Mullins was a kid who moved around a lot, almost every year he was the new kid at school. It made him feel invisible, and it gave him this idea for some kind of character who felt invisible and desired to be accepted by other kids. That’s when he came up with the concept of a character who looked like a pile of stolen toys, but was actually a little kid underneath. That idea didn’t entirely pan out the same way for the film, but it was the right inspiration he needed to being the journey towards creating the Lou you’ll see in theaters.
One thing that is always impressive about Pixar’s movies is how much they change throughout production. Even as animators are already working on scenes for the film, those scenes could end up being cut or changed drastically. Story is king at Pixar, and that means making sure the story can always be improved, no matter what stage of production the movie is in.

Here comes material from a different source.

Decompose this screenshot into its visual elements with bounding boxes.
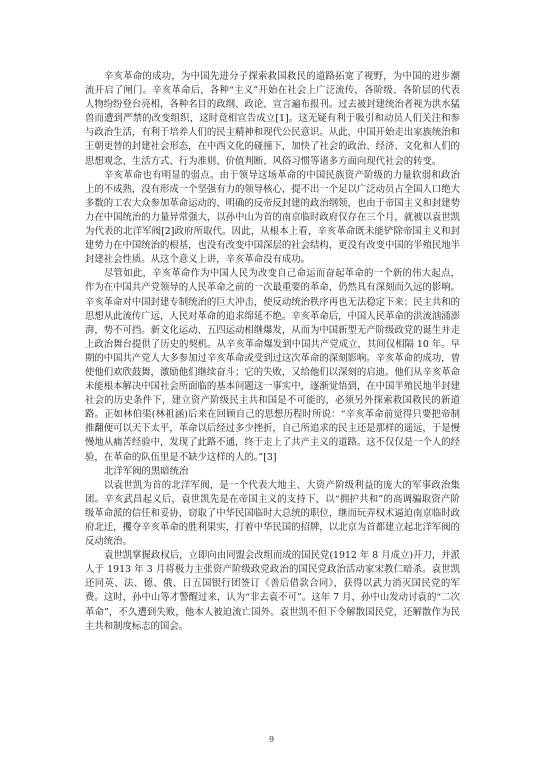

Lou is an excellent example of how skilled Pixar is at perfecting their stories.
Furthermore, seeing how the design of Lou himself progressed is another impressive element of Pixar’s work in animation. When the pitch was made to Pixar, complete with a real-life maquette of Lou in the room, John Lasseter said, “This character looks like a pain in the ass to do. Let’s make it!”
Indeed, the animation tests and footage we saw revealed that this monster was a complicated piece of animation. Pixar had to figure out how to make a pile of individual items move as a single entity, and give those elements a place in the creature’s body that still made him look like the same monster we met in the beginning of the movie.The result is a wacky, delightful character who can only exist in animation, one who brings heart to the story, making it a perfect Pixar short film.